Because of the way it works, diatomaceous earth has to be applied topically to kill fleas on pets. Because it’s a silica-containing powder, it can be quite irritating to the respiratory tract if inhaled, especially to cats. And because it has to be in contact with the fleas themselves to work, you kind of have to put it all over your pet, which increases the risk of respiratory interference (and also the chance that your pet will look like that Pigpen kid in the Charlie Brown cartoons). So it’s likely this isn’t a very practical or efficacious treatment for fleas.

Garlic

Some people swear by garlic for its insect-killing properties, but not only have I not seen proof that it actually works, I’d be extremely cautious when feeding it to my pets. Garlic, if eaten in sufficient quantities, can cause anemia (low red blood cell numbers), and cats are the most sensitive to this reaction.

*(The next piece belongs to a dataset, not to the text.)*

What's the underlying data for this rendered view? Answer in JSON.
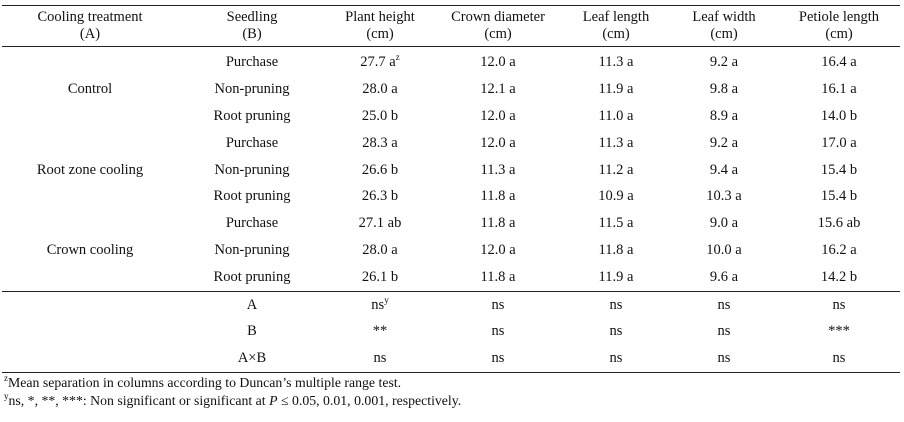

The estimated toxic dose of garlic for cats is 1 gram per kilogram of body weight and for dogs it’s 3 to 6 grams per kilo. If an average head of garlic weighs about 28 grams (thank you, Google), then even a couple of cloves can cause consequences, especially in cats. The bottom line is that garlic just doesn’t have enough efficacy as a flea-fighter to warrant taking the risk of making your pet seriously ill by using it for that purpose.

Environmental treatment

If you’re sure your pet doesn’t have fleas and you just want to treat the environment to keep the fleas at bay, there are some commercial products that are extremely safe and actually effective for this purpose. Fleabusters has safe products for your yard and your home that will drive down the flea population. This may be an excellent strategy for keeping your pet flea-free, especially if used in conjunction with a good-quality monthly pharmaceutical flea preventive.

Essential oils

Neem oil is a component of many natural flea products, and alternative vets say that it may actually have some efficacy. It’s a vegetable oil pressed from the fruits and seeds of a type of evergreen that’s native to the Indian subcontinent. Although it has some efficacy against fleas, be aware that it’s fairly short-lived, and most veterinarians who recommend this product to pet parents in search of a natural flea product suggest using it every 2 to 3 days.

It’s important to remember that cats and dogs can have severe reactions to certain essential oils, either focused at the site of administration or more systemic. It’s best to avoid the use of them on your pets, especially if the skin is already irritated or infected.

Good old-fashioned flea-combing

Here’s a natural flea-fighting remedy that actually works. Flea combs are designed to have very little space in between the teeth, so when you comb through your pet’s fur, you’ll be able to pull out the fleas and send them to a watery death (actually, rubbing alcohol works best). But flea-combing needs to be done frequently — like daily — and while your 4-pound Chihuahua might not mind the additional attention, it hardly seems like a practical approach for those of us with jobs and other responsibilities, especially if we have pets of a larger size.